Figure 5.

KLHDC1 Enhances ER Stress-Induced U2OS Cell Death

(A) KLHDC1 is induced by tunicamycin (TM) treatment. U2OS cells were cultured in the presence or absence of TM (1 μg/mL) for 24 h, and cell lysates were subjected to immunoblotting (IB) with an anti-KLHDC1, anti-SELENOS, or anti-VCP antibody. Ponceau S staining was used as a loading control.

(B) Control or KLHDC1-knockdown (#9 or #14) U2OS cells were treated with TM (1 μg/mL) for 24 h, and cell lysates were subjected to IB with an anti-KLHDC1 or anti-SELENOS antibody. Ponceau S staining was used as a loading control.

(C) Quantification of SELENOS expression in (B). SELENOS signals were normalized to those of ponceau S staining. Expression in control samples with TM treatment was set as 1. Data represent the mean ± SD of three independent experiments.

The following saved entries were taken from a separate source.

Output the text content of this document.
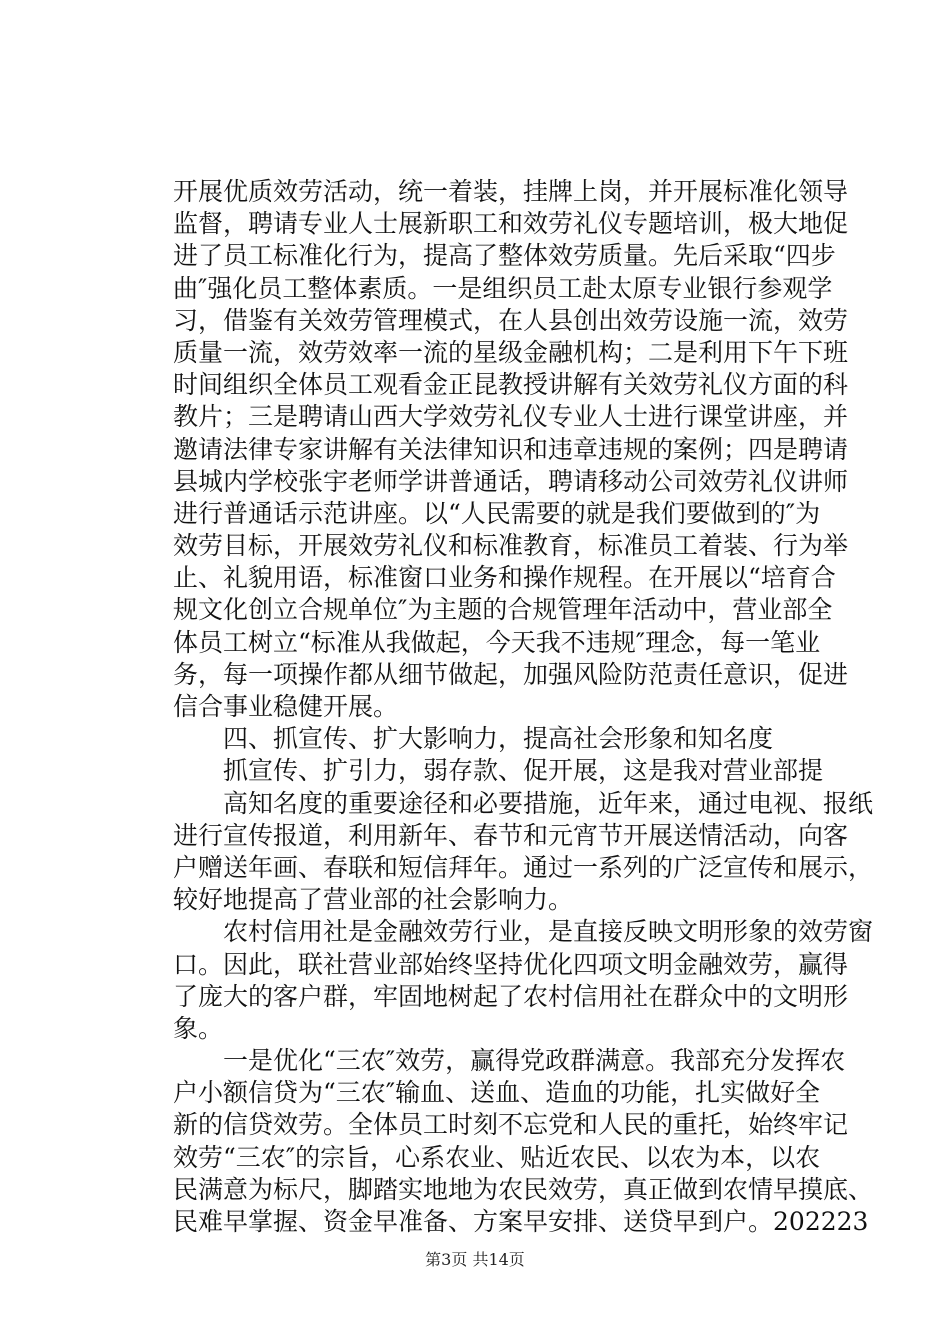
开展优质效劳活动，统一着装，挂牌上岗，并开展标准化领导
监督，聘请专业人士展新职工和效劳礼仪专题培训，极大地促
进了员工标准化行为，提高了整体效劳质量。先后采取“四步
曲″强化员工整体素质。一是组织员工赴太原专业银行参观学
习，借鉴有关效劳管理模式，在人县创出效劳设施一流，效劳
质量一流，效劳效率一流的星级金融机构；二是利用下午下班
时间组织全体员工观看金正昆教授讲解有关效劳礼仪方面的科
教片；三是聘请山西大学效劳礼仪专业人士进行课堂讲座，并
邀请法律专家讲解有关法律知识和违章违规的案例；四是聘请
县城内学校张宇老师学讲普通话，聘请移动公司效劳礼仪讲师
进行普通话示范讲座。以“人民需要的就是我们要做到的″为
效劳目标，开展效劳礼仪和标准教育，标准员工着装、行为举
止、礼貌用语，标准窗口业务和操作规程。在开展以“培育合
规文化创立合规单位″为主题的合规管理年活动中，营业部全
体员工树立“标准从我做起，今天我不违规″理念，每一笔业
务，每一项操作都从细节做起，加强风险防范责任意识，促进
信合事业稳健开展。
四、抓宣传、扩大影响力，提高社会形象和知名度
抓宣传、扩引力，弱存款、促开展，这是我对营业部提
高知名度的重要途径和必要措施，近年来，通过电视、报纸
进行宣传报道，利用新年、春节和元宵节开展送情活动，向客
户赠送年画、春联和短信拜年。通过一系列的广泛宣传和展示，
较好地提高了营业部的社会影响力。
农村信用社是金融效劳行业，是直接反映文明形象的效劳窗
口。因此，联社营业部始终坚持优化四项文明金融效劳，赢得
了庞大的客户群，牢固地树起了农村信用社在群众中的文明形
象。
一是优化“三农″效劳，赢得党政群满意。我部充分发挥农
户小额信贷为“三农″输血、送血、造血的功能，扎实做好全
新的信贷效劳。全体员工时刻不忘党和人民的重托，始终牢记
效劳“三农″的宗旨，心系农业、贴近农民、以农为本，以农
民满意为标尺，脚踏实地地为农民效劳，真正做到农情早摸底、
民难早掌握、资金早准备、方案早安排、送贷早到户。202223
第3页 共14页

(D) U2OS cells were cultured without serum for 15 h. Then, medium was changed, and cells were incubated for 1 day with or without TM (1 μg/mL) and different concentrations of selenium in the absence of serum. Cell lysates were subjected to IB with an anti-SELENOS antibody. Ponceau S staining was used as a loading control.

(E) KLHDC1 knockdown partly prevents cell death induced by TM treatment. Control or KLHDC1-knockdown (#9 or #14) U2OS cells were treated with TM (1 μg/mL) for 24 h, and the cells were stained with propidium iodide (PI) and Annexin V and subjected to FACS analysis. PI-negative and Annexin V-negative populations represent viable cells. Cell numbers in Q1–4 indicate the cell population in each fraction. Representative data from three independent experiments are shown.

(F) Cell viability of control and KLHDC1-knockdown (#9 or #14) U2OS cells after TM treatment. The viability of control knockdown cells with TM treatment was set as 1. Data represent the mean ± SD of three independent experiments. Statistical significance of differences was not considered, as described in the methods section.